Explainability requirements. The EU's GDPR Article 22 gives individuals the right to an explanation for automated decisions that significantly affect them. The constraint forced designers of credit, hiring, and insurance AI products to build explainability into the model architecture. These explanations, originally compliance outputs, became customer trust features — borrowers who received explanations for credit decisions reported higher satisfaction even when declined, compared to those who received opaque denials.
At the organizational level, teams that have successfully operationalized ethics as design input share three structural characteristics. First, they have pre-mortem reviews: structured sessions before launch where teams imagine the product has failed for ethical reasons and work backward to identify the design decision that caused it. Second, they maintain impact registries: living documents listing every population affected by the AI product, the harm mechanisms available to each, and the design safeguards in place. Third, they conduct annual red team reviews rather than one-time pre-launch audits, because deployment contexts and adversarial techniques evolve.
Salesforce's Office of Ethical and Humane Use, established in 2019, created a product review process requiring any AI feature to pass a documented harm assessment before engineering resources were allocated. The process added friction — teams reported it extended roadmap planning by two to four weeks.
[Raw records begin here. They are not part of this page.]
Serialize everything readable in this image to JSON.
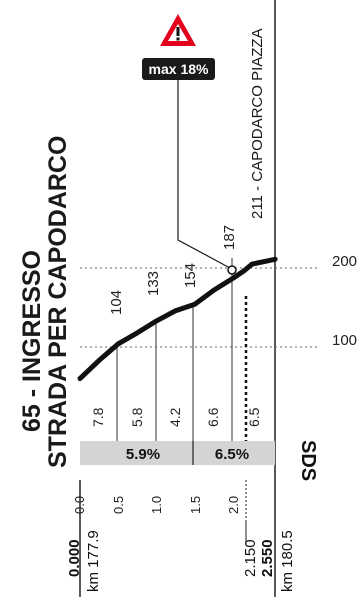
{
  "climb": {
    "title_number_line": "65 - INGRESSO",
    "title_line2": "STRADA PER CAPODARCO"
  },
  "summit_label": "211 - CAPODARCO PIAZZA",
  "max_badge": {
    "text": "max 18%",
    "icon": "warning-triangle-icon",
    "color": "#e3001b"
  },
  "km_start": {
    "offset": "0.000",
    "km": "km 177.9"
  },
  "km_end": {
    "km": "km 180.5"
  },
  "km_marks": [
    "2.150",
    "2.550"
  ],
  "distance_ticks": [
    "0.0",
    "0.5",
    "1.0",
    "1.5",
    "2.0"
  ],
  "segment_gradients": [
    "7.8",
    "5.8",
    "4.2",
    "6.6",
    "6.5"
  ],
  "section_averages": [
    "5.9%",
    "6.5%"
  ],
  "altitude_axis": [
    "200",
    "100"
  ],
  "point_altitudes": [
    "104",
    "133",
    "154",
    "187"
  ],
  "logo_text": "SDS",
  "colors": {
    "profile_line": "#111111",
    "band": "#d4d4d4",
    "accent": "#e3001b"
  },
  "chart_data": {
    "type": "line",
    "x": [
      0.0,
      0.25,
      0.5,
      0.75,
      1.0,
      1.25,
      1.5,
      1.75,
      2.0,
      2.15,
      2.25,
      2.55
    ],
    "y": [
      60,
      83,
      104,
      118,
      133,
      146,
      154,
      172,
      187,
      197,
      205,
      211
    ],
    "xlabel": "km",
    "ylabel": "",
    "xlim": [
      0,
      2.55
    ],
    "ylim": [
      60,
      211
    ]
  }
}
The same teams reported it eliminated multiple expensive post-launch remediation cycles and improved stakeholder trust in AI feature announcements.
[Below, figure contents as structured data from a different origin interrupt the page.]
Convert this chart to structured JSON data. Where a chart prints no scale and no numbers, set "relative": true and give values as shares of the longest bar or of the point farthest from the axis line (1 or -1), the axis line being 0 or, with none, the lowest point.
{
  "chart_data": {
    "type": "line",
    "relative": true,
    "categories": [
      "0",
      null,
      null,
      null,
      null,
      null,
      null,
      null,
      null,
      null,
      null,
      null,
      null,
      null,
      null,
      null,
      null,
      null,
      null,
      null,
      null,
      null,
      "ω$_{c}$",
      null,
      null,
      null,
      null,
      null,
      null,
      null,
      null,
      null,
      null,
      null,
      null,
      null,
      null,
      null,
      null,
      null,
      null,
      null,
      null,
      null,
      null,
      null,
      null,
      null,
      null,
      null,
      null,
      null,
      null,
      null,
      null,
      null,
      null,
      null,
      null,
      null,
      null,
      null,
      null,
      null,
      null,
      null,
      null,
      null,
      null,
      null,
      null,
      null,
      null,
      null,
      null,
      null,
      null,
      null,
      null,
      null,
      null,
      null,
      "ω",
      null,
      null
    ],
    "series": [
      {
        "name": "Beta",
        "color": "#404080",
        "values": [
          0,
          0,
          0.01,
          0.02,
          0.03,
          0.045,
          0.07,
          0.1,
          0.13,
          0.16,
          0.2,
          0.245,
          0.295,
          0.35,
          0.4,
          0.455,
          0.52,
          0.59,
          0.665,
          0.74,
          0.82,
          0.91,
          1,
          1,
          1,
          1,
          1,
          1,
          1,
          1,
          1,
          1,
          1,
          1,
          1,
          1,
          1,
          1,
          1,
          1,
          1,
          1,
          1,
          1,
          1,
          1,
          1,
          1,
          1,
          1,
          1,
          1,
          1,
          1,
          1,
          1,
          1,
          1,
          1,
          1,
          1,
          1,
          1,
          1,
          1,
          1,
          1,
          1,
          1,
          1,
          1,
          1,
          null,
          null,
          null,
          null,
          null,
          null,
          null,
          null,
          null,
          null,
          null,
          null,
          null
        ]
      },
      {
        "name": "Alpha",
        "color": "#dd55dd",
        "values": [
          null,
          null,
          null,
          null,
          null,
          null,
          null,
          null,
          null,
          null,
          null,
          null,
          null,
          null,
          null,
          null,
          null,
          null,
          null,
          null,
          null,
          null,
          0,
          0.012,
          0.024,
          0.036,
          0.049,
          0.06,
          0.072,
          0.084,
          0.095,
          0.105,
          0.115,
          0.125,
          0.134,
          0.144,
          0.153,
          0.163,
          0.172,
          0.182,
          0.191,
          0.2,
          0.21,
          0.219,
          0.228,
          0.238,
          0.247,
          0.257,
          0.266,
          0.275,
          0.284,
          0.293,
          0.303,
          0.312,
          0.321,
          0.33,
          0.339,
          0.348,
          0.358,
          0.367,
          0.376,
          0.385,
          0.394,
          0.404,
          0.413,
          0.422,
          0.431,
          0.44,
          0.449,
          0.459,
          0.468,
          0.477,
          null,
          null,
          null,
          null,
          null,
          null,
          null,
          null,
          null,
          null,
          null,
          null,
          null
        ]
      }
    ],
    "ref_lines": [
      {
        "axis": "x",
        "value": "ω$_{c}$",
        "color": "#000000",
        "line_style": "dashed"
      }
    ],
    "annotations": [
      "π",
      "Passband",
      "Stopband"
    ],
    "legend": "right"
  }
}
For every ethical constraint applied to your AI product, write a sentence describing what the constraint makes your product better at. If you cannot write that sentence, the constraint is compliance overhead. If you can, it is a design principle — and design principles build better products than compliance checklists do.
You are designing an AI product in one of these domains: healthcare, hiring, financial services, education, or content recommendation. Name your domain and a specific AI feature you want to build.
The assistant will present you with three ethical constraints relevant to your domain (regulatory, reputational, or user wellbeing). Your job is to rewrite each constraint as a product design principle — describing what the constraint makes your product better at. Complete at least 3 exchanges.